‘Eles’, de Kay Dick, um romance resgatado ao olvido 40 anos depois

Editado pela Relógio D’Água em fevereiro, “Eles” é o grande romance da irreverente escritora, crítica literária e editora inglesa Kay Dick (1915-2001) dado à estampa originalmente em 1977. Margaret Atwood classificou-o mesmo como um livro “assustadoramente presciente”. 

Nascida em Londres Kay Dick foi em criança morar para a Suíça com a sua mãe que a teve em solteira criando-a sempre sozinha. Em adulta, de regresso ao seu país natal, foi livreira na Foyles sendo a primeira mulher a dirigir uma editora inglesa, a P.S. King & Son com apenas 26 anos. Nesta editora contribuiu para a edição de George Orwell. À parte essa função, escreveu regularmente resenhas críticas para os jornais The Times, The Spectator e Punch.

Embora Eles tenha arrecadado, no ano da sua publicação, o já extinto South-East Arts Literature Prize, não alcançou grande sucesso junto do público e não demorou muito, por isso, a sair de circulação. Agora em 2022, depois de se terem passado mais de 40 anos da sua publicação, por diversas razões, esta obra mantém-se mais atual do que nunca.

Primeiro porque o seu enredo ficcional, por não estar datado no tempo, não se encontra circunscrito a uma época.

Segundo porque a figura do narrador não está reclusa num género e eles permanecem inomináveis do início ao fim.

Terceiro porque ainda nos dias de hoje vemos a liberdade e a cultura serem constantemente ameaçadas. Mas não são estas três razões que bastam para que este seja considerado um livro visionário. Margaret Atwood classificou-o mesmo como um livro “assustadoramente presciente”. O tom alegórico do discurso, a resiliência consistente e a não conformidade dos personagens, artistas na maioria, assim como a desumanização galopante que norteia a esfera social deste universo conferem-lhe uma clarividência inabalável.

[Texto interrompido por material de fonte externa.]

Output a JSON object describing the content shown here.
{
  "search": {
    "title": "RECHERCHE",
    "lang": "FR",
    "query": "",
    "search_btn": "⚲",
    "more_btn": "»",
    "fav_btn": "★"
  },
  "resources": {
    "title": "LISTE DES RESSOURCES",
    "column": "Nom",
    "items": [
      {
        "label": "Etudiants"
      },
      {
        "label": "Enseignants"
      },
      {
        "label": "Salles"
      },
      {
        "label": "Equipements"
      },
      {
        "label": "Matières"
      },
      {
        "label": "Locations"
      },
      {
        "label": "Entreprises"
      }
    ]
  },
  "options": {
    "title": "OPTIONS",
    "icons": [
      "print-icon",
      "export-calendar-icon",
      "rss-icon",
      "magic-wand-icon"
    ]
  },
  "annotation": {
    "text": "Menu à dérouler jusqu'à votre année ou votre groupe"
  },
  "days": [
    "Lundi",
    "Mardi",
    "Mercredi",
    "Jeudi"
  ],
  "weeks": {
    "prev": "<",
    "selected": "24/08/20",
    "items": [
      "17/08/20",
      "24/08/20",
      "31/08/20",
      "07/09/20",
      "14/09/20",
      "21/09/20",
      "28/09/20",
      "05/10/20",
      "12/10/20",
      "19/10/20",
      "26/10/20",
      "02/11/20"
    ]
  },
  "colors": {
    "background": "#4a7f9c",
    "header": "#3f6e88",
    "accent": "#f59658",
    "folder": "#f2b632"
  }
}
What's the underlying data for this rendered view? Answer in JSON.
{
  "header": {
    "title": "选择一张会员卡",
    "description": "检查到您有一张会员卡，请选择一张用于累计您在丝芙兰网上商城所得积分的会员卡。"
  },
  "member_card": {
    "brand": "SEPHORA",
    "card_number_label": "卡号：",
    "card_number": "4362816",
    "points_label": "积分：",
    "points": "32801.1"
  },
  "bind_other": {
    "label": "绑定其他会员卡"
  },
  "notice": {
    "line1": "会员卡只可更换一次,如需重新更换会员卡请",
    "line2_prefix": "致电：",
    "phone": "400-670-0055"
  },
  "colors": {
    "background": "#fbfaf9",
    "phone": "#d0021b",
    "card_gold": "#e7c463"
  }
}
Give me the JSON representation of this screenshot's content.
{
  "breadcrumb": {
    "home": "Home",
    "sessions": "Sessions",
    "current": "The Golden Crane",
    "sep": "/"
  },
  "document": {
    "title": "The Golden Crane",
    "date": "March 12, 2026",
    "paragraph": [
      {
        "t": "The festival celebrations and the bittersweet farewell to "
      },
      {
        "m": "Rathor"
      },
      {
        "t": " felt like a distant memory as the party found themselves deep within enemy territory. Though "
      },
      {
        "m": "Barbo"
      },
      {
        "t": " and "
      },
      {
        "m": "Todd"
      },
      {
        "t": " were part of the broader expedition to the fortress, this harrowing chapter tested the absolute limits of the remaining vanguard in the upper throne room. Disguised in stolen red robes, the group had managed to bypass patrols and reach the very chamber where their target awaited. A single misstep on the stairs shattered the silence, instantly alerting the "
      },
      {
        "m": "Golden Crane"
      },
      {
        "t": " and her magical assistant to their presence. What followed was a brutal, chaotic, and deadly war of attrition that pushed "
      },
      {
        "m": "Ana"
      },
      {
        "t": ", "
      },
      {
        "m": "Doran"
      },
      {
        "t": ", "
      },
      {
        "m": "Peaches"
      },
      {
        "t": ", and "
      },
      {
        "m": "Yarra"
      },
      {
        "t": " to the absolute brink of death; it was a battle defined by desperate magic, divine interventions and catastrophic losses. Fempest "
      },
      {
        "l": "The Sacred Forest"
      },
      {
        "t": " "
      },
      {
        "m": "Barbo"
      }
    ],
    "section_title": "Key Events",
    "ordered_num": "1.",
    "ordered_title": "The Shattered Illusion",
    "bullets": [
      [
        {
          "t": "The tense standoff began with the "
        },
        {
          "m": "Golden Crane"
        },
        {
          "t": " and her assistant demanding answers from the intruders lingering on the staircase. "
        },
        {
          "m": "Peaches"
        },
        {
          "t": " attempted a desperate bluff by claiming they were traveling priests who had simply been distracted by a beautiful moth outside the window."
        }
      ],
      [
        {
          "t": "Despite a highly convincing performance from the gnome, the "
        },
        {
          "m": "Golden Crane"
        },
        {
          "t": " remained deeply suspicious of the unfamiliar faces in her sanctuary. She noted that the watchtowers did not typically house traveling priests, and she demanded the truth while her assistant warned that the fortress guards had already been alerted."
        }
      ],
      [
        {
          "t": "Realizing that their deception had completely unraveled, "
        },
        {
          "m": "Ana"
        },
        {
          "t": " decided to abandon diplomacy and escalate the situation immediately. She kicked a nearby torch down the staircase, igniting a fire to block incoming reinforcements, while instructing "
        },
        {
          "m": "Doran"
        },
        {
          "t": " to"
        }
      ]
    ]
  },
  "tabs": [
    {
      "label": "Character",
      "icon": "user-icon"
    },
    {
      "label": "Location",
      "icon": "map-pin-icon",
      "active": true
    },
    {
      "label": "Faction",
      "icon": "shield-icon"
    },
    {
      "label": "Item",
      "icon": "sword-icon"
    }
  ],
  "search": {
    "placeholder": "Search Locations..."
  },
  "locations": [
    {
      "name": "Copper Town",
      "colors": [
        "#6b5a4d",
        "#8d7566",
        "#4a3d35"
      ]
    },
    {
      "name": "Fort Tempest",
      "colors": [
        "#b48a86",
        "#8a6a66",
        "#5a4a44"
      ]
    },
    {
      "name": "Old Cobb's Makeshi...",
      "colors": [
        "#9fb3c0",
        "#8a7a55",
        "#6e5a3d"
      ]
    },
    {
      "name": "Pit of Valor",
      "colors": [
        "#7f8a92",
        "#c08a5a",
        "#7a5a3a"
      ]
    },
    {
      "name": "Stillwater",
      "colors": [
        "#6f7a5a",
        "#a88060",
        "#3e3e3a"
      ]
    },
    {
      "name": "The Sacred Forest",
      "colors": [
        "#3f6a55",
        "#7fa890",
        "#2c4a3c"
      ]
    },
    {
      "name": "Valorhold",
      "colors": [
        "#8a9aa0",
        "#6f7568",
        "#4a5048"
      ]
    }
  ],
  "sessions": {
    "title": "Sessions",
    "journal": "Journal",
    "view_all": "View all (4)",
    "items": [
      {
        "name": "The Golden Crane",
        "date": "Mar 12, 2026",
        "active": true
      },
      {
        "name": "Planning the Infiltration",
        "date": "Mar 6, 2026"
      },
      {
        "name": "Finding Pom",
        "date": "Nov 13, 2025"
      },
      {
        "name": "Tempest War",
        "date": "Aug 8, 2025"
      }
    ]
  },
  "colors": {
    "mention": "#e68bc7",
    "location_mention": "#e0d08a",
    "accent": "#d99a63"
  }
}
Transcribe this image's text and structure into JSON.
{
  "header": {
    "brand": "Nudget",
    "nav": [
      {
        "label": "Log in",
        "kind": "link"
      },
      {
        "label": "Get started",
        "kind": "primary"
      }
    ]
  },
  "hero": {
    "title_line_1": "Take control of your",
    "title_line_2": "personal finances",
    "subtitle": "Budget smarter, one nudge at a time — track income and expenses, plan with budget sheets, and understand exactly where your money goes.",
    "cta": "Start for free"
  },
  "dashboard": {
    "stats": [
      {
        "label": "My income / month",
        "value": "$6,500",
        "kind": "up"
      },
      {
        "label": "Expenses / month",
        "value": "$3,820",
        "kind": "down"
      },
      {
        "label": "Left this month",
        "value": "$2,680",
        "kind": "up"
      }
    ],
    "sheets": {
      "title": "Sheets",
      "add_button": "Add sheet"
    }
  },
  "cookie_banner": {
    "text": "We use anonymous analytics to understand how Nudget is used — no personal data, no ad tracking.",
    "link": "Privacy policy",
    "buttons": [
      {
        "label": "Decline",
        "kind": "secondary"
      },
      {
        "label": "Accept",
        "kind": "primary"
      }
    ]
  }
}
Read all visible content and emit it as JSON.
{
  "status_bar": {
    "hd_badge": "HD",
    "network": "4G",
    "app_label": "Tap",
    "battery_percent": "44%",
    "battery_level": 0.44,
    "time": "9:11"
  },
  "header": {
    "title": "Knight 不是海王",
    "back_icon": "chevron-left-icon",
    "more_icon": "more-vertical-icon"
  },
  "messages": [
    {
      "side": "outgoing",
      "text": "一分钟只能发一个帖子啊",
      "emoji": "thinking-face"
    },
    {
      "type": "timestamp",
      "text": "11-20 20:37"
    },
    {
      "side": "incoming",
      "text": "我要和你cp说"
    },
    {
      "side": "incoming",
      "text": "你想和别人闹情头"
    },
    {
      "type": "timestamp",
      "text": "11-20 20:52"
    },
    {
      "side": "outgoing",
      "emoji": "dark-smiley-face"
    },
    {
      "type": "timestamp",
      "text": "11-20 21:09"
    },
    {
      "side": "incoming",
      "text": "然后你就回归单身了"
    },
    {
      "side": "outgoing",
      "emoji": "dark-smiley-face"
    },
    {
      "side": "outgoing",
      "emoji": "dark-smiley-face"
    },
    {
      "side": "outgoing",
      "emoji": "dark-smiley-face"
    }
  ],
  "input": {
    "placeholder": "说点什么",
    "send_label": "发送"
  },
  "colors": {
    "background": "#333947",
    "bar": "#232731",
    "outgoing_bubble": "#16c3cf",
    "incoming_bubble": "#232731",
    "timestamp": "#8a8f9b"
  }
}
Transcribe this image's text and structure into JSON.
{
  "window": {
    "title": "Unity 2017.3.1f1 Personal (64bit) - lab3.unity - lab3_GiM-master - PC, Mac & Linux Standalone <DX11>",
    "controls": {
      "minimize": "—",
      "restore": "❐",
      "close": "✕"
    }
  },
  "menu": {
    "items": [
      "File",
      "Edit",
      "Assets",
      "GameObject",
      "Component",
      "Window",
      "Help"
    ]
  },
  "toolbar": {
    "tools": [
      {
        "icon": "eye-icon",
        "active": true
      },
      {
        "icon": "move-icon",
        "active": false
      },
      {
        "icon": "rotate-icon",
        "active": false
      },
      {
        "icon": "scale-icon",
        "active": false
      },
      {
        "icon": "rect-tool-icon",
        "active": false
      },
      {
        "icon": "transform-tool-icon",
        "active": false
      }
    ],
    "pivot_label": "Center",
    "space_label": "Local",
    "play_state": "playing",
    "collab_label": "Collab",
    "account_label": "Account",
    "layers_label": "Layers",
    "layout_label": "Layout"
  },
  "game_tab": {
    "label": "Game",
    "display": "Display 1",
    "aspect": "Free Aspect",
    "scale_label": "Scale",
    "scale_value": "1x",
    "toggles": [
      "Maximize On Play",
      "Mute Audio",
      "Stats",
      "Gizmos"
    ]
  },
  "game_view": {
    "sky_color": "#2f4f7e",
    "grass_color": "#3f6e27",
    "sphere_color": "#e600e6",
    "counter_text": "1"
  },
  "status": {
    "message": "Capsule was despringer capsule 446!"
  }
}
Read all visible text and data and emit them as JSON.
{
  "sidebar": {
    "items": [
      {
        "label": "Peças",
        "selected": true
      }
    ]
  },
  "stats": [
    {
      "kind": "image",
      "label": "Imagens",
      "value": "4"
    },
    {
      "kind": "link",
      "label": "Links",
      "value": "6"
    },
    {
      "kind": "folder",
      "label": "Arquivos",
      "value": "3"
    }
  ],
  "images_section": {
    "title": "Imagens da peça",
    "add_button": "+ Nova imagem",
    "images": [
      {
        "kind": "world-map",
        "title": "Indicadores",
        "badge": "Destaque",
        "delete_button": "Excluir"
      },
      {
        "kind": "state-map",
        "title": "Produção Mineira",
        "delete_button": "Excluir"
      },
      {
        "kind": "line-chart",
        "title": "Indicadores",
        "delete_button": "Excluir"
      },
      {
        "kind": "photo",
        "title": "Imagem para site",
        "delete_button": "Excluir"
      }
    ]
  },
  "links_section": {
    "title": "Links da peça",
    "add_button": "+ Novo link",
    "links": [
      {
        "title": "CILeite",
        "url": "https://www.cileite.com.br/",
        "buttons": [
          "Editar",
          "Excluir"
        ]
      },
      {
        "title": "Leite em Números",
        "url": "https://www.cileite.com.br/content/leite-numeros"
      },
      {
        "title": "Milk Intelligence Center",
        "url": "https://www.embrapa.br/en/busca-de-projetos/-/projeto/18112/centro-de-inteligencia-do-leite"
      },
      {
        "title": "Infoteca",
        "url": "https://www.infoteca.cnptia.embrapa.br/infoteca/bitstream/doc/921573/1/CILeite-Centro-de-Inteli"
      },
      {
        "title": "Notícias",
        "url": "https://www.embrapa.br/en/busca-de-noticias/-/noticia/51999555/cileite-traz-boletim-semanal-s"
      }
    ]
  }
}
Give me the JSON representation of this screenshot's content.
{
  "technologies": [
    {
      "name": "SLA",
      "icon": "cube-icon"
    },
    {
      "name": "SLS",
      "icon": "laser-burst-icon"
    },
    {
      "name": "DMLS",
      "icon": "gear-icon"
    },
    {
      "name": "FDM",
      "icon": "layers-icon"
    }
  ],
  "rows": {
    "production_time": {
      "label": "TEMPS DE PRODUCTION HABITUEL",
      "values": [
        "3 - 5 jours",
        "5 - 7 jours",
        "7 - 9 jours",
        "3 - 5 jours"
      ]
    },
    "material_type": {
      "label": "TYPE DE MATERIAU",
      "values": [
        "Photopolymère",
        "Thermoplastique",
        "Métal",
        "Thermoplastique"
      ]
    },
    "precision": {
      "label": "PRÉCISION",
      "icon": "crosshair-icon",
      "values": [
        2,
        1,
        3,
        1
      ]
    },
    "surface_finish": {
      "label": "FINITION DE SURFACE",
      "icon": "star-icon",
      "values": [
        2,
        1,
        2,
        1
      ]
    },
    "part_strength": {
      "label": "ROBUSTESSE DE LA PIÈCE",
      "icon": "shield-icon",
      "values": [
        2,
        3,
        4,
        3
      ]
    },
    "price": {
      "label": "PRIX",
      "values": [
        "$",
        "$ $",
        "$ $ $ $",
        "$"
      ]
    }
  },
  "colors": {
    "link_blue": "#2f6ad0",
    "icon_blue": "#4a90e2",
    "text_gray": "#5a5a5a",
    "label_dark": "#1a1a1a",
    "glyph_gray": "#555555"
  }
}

Sabemos que uma distopia é sempre o embate violento entre o real e o ficcional. Em Eles estamos precisamente no limbo destas realidades. De frente para esse embate. Incrédulos do mal que nos persegue, mas munidos de alguma esperança numa fuga, numa bolha de oxigénio, num mundo melhor. Mais livre, mais justo, humano e seguro.

Estamos juntos nessa fuga com cada um dos personagens que se sente enclausurado, perseguido. Com os pintores Julian e Claire, o pianista Russel, o escultor Sandy ou a cantora de ópera Fiona que, entretanto, foi sedada e internada porque a ópera “é uma arte perigosa, sugere demasiadas liberdades”. Mas talvez seja de Jane, a poeta e escritora de livros infantis, que foi brutalmente torturada, que o leitor se sinta mais próximo.

“Os seus livros para crianças estavam demasiado cheios de fantasia para eles a deixarem em paz.” E por isso eles queimaram-lhe todo o braço direito para que ela nunca mais escrevesse. “Quando eles atiraram os seus poemas para o lume, Jane precipitara-se instintivamente para diante: eles mantiveram-lhe o braço direito por cima das chamas durante oito minutos.” Mas Jane aprendeu a escrever com a mão esquerda. E cada vez escreve mais poesia.

Os artistas embora sejam sempre os mais perseguidos por eles, são invariavelmente os que manifestam mais resistência porque o seu lugar é o da não conformidade. Mesmo vendo as suas oficinas entaipadas, os seus livros roubados, incendiados, as suas esculturas brutalmente destruídas, estilhaçadas, ainda assim nunca baixam os braços.